The film wraps up rather depressingly, making the case that the Big East is "done" and "over", feeling like the end of an obituary with coaches and players reminiscing about their memories of what the conference was. The last scene before the credits is a block of text talking about the departure of seven schools to start their own basketball-only conference, and by forfeiting $70 million they got to keep the Big East name and the right to play at Madison Square Garden. Roll credits.
Overall, "Requiem" is worth a watch. I found the film fun and insightful, with moments that really make you feel what the experiences were like. The documentary is flawed in some aspects: for starters there's too much focus on Georgetown and Syracuse, and not enough focus on some other schools. The 80's part seems to take up the bulk of the film and the film really has to gloss over or omit entirely many important moments that the Big East had in the 90s, 00s and 10s (UConn won THREE national championships and they're hardly mentioned as a school, let alone as a prominent member of what made the Big East what it was) and towards the end really takes a negative perspective without showing a lot of positive highlights.
The film also fails to key on the fact the Big East is still alive, and returned to it's roots.

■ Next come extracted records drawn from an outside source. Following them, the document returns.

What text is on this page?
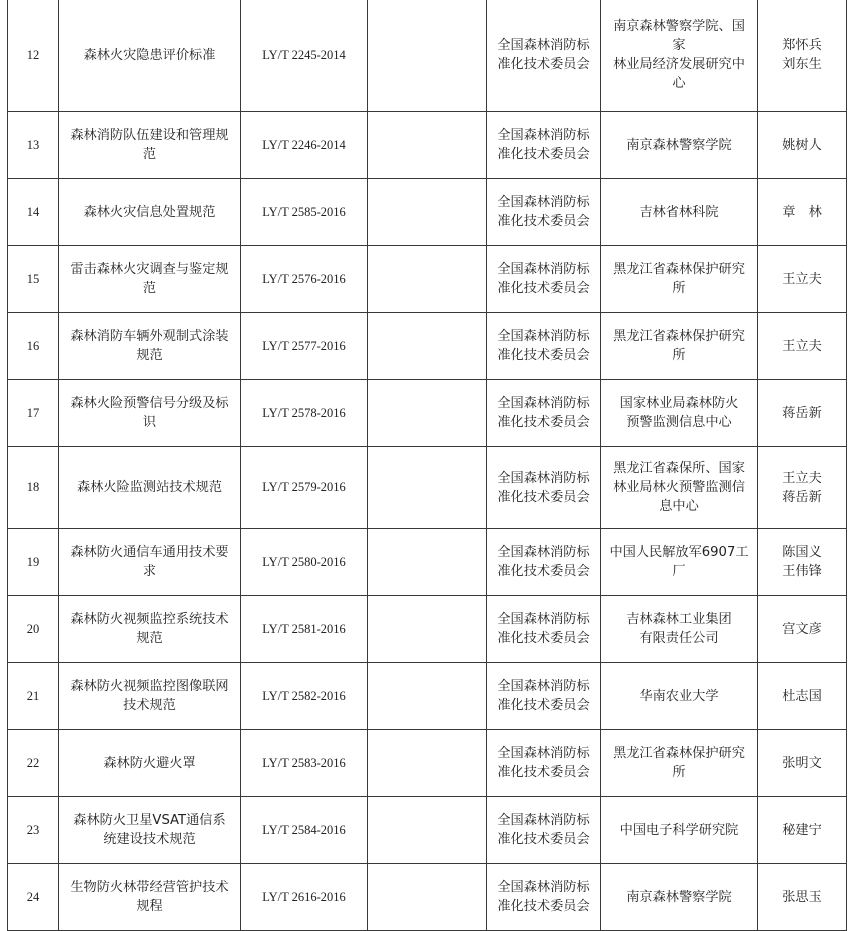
12	森林火灾隐患评价标准	LY/T 2245-2014		全国森林消防标准化技术委员会	南京森林警察学院、国
家
林业局经济发展研究中
心	郑怀兵
刘东生

13	森林消防队伍建设和管理规范	LY/T 2246-2014		全国森林消防标准化技术委员会	南京森林警察学院	姚树人

14	森林火灾信息处置规范	LY/T 2585-2016		全国森林消防标准化技术委员会	吉林省林科院	章　林

15	雷击森林火灾调查与鉴定规范	LY/T 2576-2016		全国森林消防标准化技术委员会	黑龙江省森林保护研究
所	王立夫

16	森林消防车辆外观制式涂装规范	LY/T 2577-2016		全国森林消防标准化技术委员会	黑龙江省森林保护研究
所	王立夫

17	森林火险预警信号分级及标识	LY/T 2578-2016		全国森林消防标准化技术委员会	国家林业局森林防火
预警监测信息中心	蒋岳新

18	森林火险监测站技术规范	LY/T 2579-2016		全国森林消防标准化技术委员会	黑龙江省森保所、国家
林业局林火预警监测信
息中心	王立夫
蒋岳新

19	森林防火通信车通用技术要求	LY/T 2580-2016		全国森林消防标准化技术委员会	中国人民解放军6907工
厂	陈国义
王伟锋

20	森林防火视频监控系统技术规范	LY/T 2581-2016		全国森林消防标准化技术委员会	吉林森林工业集团
有限责任公司	宫文彦

21	森林防火视频监控图像联网技术规范	LY/T 2582-2016		全国森林消防标准化技术委员会	华南农业大学	杜志国

22	森林防火避火罩	LY/T 2583-2016		全国森林消防标准化技术委员会	黑龙江省森林保护研究
所	张明文

23	森林防火卫星VSAT通信系统建设技术规范	LY/T 2584-2016		全国森林消防标准化技术委员会	中国电子科学研究院	秘建宁

24	生物防火林带经营管护技术规程	LY/T 2616-2016		全国森林消防标准化技术委员会	南京森林警察学院	张思玉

I realize that ESPN no longer produces the Big East, and it's too early in the it's new form to call the Big East a true success, but it's important to at least highlight the motives and reforming of the new Big East because it really is a return to what the film talks about for the first hour and a half. Yet other than the end text there's no mention of it.
All that said the film does remind you of why the Big East became so renowned, and why what it accomplished should never be forgotten.
As I finish this the Georgetown-DePaul game is coming to an exciting conclusion. DePaul is up 57-54 with 14 seconds to go. A win from a team like DePaul over a team like Georgetown is what the Big East has always been about. It's good to see it alive and well.